Follow enough Romanians on Twitter and it becomes all too apparent all too quickly that unreliable internet connections are one of the great gripes of the country’s twittering classes. There is little point in Romania having the fourth fastest average internet connection in the world (true: read more here) if you can’t use it for hours at a time. It’s like having a fast car you can’t drive at anything like its full speed because of the awful state of the roads. (So not the kind of problem people around Bucharest would know anything about).
Yet the reason that internet connections keep coming and going in Bucharest is not complex, or highly technical. No. There is a very simple reason internet connections come and go: it’s because the city’s cable so-called infrastructure is falling down.
This – for example – is (or was) and probably will be again somebody’s internet connection:


Yesterday however it was just a load of cable strung across a busy pavement (outside Tineretului metro station) that nobody appeared to have any great desire to pick up and repair.
Scenes like this are common.

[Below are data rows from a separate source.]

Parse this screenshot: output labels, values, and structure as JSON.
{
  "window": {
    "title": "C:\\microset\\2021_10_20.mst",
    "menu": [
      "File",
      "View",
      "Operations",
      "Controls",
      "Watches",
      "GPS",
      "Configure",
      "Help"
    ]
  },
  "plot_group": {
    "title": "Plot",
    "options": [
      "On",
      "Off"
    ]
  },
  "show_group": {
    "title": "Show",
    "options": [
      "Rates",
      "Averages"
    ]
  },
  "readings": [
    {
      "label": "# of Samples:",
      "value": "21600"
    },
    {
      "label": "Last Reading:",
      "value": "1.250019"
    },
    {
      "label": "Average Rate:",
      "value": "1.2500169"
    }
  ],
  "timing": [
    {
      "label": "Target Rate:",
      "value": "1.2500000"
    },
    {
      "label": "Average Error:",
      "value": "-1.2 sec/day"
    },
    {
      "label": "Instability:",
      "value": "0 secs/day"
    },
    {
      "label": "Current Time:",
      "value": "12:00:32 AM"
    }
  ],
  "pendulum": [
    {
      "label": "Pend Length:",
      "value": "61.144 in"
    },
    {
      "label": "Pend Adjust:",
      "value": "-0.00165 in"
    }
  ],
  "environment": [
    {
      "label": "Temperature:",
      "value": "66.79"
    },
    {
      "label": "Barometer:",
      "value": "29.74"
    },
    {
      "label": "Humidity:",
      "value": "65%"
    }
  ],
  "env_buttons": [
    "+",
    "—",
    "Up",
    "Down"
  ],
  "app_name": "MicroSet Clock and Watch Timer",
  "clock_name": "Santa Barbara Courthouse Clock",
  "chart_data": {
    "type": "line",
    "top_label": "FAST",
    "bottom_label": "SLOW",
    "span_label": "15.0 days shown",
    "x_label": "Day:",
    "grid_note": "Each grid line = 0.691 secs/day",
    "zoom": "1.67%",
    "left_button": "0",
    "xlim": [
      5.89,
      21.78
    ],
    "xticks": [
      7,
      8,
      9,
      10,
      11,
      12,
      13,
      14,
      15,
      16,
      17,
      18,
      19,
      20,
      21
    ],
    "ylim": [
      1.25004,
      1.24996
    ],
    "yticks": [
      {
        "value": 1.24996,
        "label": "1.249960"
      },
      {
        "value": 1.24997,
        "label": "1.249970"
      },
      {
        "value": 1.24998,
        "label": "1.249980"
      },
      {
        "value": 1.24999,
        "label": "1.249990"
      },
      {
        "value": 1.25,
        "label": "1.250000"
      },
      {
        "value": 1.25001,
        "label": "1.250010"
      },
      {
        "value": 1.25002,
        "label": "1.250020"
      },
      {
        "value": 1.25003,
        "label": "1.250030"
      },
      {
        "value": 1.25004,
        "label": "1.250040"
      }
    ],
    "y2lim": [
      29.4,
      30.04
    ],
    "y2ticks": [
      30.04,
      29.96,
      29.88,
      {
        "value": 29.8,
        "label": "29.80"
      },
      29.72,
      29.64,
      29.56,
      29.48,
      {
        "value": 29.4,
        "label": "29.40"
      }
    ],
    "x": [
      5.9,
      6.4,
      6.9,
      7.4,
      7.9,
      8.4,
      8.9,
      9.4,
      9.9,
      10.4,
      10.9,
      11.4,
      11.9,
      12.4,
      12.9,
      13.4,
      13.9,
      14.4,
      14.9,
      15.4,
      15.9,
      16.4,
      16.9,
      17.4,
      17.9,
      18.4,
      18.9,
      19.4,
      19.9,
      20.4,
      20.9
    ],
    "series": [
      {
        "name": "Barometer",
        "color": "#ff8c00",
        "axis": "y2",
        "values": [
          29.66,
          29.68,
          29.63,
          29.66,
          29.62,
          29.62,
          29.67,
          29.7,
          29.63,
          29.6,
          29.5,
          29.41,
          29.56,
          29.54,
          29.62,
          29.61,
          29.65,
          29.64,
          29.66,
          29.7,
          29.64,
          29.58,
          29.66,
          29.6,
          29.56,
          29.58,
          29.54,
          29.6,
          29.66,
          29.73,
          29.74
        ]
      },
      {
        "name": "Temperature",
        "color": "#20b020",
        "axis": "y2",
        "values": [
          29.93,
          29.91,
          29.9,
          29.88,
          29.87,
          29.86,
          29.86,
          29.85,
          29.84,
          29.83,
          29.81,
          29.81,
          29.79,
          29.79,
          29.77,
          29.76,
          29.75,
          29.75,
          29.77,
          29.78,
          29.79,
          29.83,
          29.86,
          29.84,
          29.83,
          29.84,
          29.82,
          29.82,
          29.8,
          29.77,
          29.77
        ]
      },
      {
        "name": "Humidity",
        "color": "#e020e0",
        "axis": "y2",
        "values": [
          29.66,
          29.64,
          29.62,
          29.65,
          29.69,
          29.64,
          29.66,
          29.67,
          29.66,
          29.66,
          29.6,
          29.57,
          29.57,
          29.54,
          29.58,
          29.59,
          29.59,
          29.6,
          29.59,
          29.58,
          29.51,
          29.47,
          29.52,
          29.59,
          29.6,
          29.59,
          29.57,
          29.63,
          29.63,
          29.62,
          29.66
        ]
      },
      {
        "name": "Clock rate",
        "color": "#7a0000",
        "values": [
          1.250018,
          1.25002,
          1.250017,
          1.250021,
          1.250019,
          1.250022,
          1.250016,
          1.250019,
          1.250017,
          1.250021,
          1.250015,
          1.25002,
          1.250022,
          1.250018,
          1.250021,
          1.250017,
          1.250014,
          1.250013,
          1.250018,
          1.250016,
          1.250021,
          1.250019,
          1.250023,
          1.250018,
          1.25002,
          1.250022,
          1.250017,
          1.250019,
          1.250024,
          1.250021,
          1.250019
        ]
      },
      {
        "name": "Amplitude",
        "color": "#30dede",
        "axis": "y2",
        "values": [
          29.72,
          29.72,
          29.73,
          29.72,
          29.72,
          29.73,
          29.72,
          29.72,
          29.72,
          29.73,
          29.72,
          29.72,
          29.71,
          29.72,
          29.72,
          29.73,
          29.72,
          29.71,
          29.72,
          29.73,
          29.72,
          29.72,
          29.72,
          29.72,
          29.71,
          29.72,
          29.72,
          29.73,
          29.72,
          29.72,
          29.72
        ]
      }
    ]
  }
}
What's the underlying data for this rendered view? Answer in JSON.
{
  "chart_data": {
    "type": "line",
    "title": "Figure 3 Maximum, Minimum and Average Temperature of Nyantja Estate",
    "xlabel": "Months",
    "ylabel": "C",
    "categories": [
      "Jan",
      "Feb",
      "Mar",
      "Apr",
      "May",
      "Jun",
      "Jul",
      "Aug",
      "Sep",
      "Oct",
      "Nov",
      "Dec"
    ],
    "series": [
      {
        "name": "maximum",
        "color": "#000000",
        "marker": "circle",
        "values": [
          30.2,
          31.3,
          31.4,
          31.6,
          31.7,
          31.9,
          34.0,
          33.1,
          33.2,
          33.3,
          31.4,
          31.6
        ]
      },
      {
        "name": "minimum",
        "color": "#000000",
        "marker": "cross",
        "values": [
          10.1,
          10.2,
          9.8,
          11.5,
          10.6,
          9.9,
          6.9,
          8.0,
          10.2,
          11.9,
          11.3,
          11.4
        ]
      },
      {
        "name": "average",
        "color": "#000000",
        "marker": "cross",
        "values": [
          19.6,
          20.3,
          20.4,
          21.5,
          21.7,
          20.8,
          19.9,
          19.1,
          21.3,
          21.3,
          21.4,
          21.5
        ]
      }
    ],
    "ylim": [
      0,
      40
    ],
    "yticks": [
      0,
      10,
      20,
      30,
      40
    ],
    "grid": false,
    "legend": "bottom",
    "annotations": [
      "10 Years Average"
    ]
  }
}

In the Tineretului area alone we were yesterday able to take these pictures of Bucharest’s cable infrastructure:


We of course use the term ‘infrastructure’ loosely. The companies that own it do not. One of our favourite moments of the past year was the boss of a cable company boasting of his firm’s investment in this infrastructure, as though slinging some cables from tree to tree took barrel loads of cash, special skills and know-how.
For some time we were ourselves reliant on a muppet-run organisation for our internet. The cable that delivered us a fairly quick (when it worked) connection was slung from a tree to a garage roof, then over a car park and in through the window of the kitchen. All very hi-tech. It used to go down (quite literally) at least once a week, usually because a lorry or tall van had been into the car park and cut it. It would then take hours for a highly trained brigada de interventie (usually a couple of tataie with duck tape and super glue) to come and sort it out.
In the end we saw the light and signed up with Romtelecom. Using existing telephone lines (which are still basically wires strung from pillar to post, just strung in a far better way) the service never goes down. We instead have other gripes with Romtelecom, mainly their refusal to take more money from us.
We have said before that the one thing which – more than any other – gives Bucharest that Third World-look is the amount of overhead cables the city has. And though we hear that they are being buried in some areas of the city, progress is slow, even for Romania. Those of you still using cable internet should expect plenty of down time for the foreseeable future.
(Hopefully not until you’ve finished reading this of course).